Thursday, June 7, 2012

Men in Black III


            The original Men in Black may be one of my favorite movies.  It blends sci-fi and comedy together so well, providing a fascinating universe that’s presented to you through two endlessly witty characters.  The second movie was…forgettable.  And so I came into the third endlessly wary, not sure whether the “He smiles like this” joke was the only gag the movie had or if there was more to it.  And I was pleasantly surprised.
            After Boris the Animal (Jemaine Clement with an incredible make-up job) escapes from prison, he goes back in time and kills the man who put him there in the first place: Agent K (Tommy Lee Jones).  So it’s up to Agent J (Will Smith) to go back in time and stop Boris, teaming up with the younger K (Josh Brolin) along the way.

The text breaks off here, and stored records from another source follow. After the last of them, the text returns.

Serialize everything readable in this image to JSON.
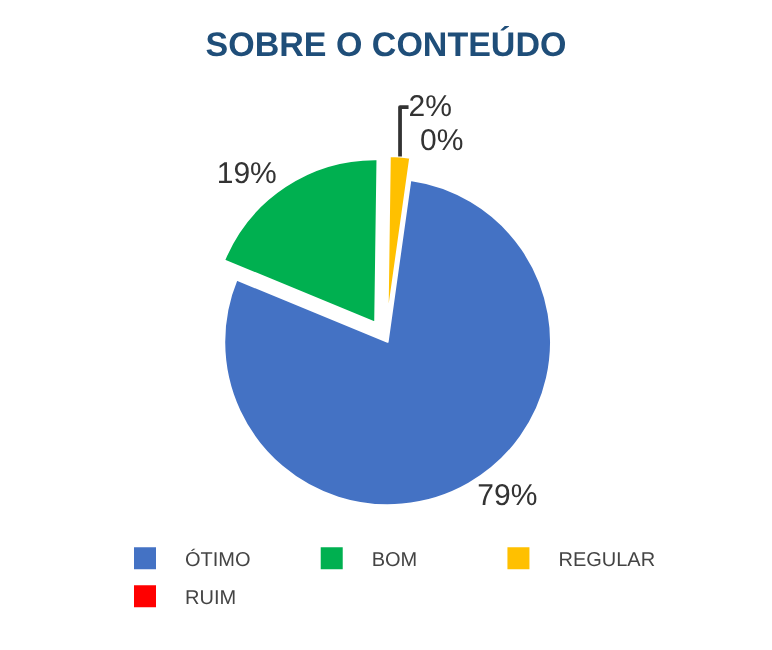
{
  "chart_data": {
    "type": "pie",
    "title": "SOBRE O CONTEÚDO",
    "categories": [
      "ÓTIMO",
      "BOM",
      "REGULAR",
      "RUIM"
    ],
    "values": [
      79,
      19,
      2,
      0
    ],
    "value_labels": [
      "79%",
      "19%",
      "2%",
      "0%"
    ],
    "colors": [
      "#4472c4",
      "#00b050",
      "#ffc000",
      "#ff0000"
    ],
    "legend": "bottom"
  }
}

            The original movie pretty much lived on Tommy Lee Jones’ performance, and yet his role here basically amounts to a cameo before Josh Brolin takes over.  And he does a good job.  He’s could just be doing an impression of Jones, but there’s a different side to it as we see a K that’s clearly not as world-weary as his 2012 self.  Perhaps most importantly, there was never a moment where I stopped and thought about how it’s Josh Brolin, not Tommy Lee Jones.  From the moment he takes the screen, I simply accepted him as a younger K.  The real winning performance of the movie, though, has to be Michael Stuhlbarg as Griffin, an alien who views multiple dimensions at the same time.  He hooked me from the second he came on-screen, and just keeps going as he speaks in a combination of riddles and ifs.  It’s a character built on the quirks, and Stuhlbarg just sells it.
            The movie’s main point that makes it work, though, is not sticking to formula.  I have trouble remembering most of MIB2, but I do remember it feeling the need to repeat jokes, bring back side characters, and just trying to capture the magic again.  MIB3 is more than happy to introduce new characters, new gags, and a new aspect to the world.  Unfortunately, it does sacrifice some of the original movie’s unrelenting wit in the process.  There are some hilarious moments, but 3 is definitely leaning more towards sci-fi and less towards comedy.  This doesn’t hurt the movie.  I enjoyed it even if I wasn’t laughing all the way through it.  The new alien designs impressed me, especially Boris, who’s definitely going towards the nightmarish side.  It also gets some more heart in the process.  One of the big things J asks the younger K is “What happened to you?” and by the end, we find out the answer.  It’s a good moment for the characters, and if there never is an MIB4, it’s a great way to end the franchise.
            It’s not as good as the original, but MIB3 is worth seeing.  It shows there’s still something to the series that we didn’t see before, and that’s as good a reason as any to revive the franchise.